Let’s not lose our heads.
冷静を保とう/慌てるな
lose one’s head は「冷静さを失う」「パニックになる」という意味の慣用表現だ。字義通りには「頭を失う」だが、比喩的に「平常心を失って判断力が低下する」状態を指す。逆に keep one’s head は「冷静でいる」「落ち着いて行動する」という意味になる。歴史的な処刑(断頭)との関連を想起させる含みもあり、文学的な響きを持つ表現でもある。 ラドヤード・キプリングの詩「If」の冒頭、If you can keep your head when all about you / Are losing theirs(周囲がみな冷静さを失うときでも、あなたが冷静でいられるなら)という一節はあまりにも有名だ。
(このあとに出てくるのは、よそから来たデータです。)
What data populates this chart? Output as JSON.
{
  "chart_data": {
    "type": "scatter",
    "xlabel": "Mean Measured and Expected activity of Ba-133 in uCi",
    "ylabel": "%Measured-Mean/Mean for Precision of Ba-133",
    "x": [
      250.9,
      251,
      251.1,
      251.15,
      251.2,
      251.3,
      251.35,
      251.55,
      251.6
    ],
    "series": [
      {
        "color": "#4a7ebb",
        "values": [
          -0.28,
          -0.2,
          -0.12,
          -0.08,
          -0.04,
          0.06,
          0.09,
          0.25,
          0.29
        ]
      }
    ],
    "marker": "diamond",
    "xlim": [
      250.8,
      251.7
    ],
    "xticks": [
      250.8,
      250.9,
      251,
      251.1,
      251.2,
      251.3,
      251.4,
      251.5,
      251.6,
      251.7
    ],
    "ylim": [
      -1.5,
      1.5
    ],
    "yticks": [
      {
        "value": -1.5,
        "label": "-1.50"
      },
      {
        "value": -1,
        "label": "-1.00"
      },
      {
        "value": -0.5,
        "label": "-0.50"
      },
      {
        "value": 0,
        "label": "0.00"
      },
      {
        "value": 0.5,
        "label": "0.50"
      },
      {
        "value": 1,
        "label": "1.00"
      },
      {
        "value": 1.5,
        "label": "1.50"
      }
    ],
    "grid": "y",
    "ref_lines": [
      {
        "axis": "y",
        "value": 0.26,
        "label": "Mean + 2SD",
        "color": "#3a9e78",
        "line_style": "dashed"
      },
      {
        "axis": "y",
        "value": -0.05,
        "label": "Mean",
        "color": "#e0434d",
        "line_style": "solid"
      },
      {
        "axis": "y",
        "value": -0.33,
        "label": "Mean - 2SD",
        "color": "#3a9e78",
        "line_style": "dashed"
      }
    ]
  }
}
日常会話では、Don’t lose your head over it.(それくらいでパニックになるな)、She kept her head even in the crisis.(彼女は危機の中でも冷静でいた)のように使われる。 『ブラック・ミラー「USSコールスター」』では、敵艦に攻撃され始めた船内でウォルトンが降伏を主張する場面で、デイリーがLet’s not lose our heads, Lieutenant Walton.(冷静を保とう、ウォルトン中尉)と言う。まさにカオスの中でリーダーシップを発揮するセリフで、captain=冷静な指揮官というイメージを強調している。実際のデイリーは職場では縮み上がっているのに、ゲームの中では別人のように堂々としているというギャップが、このセリフによって際立っている。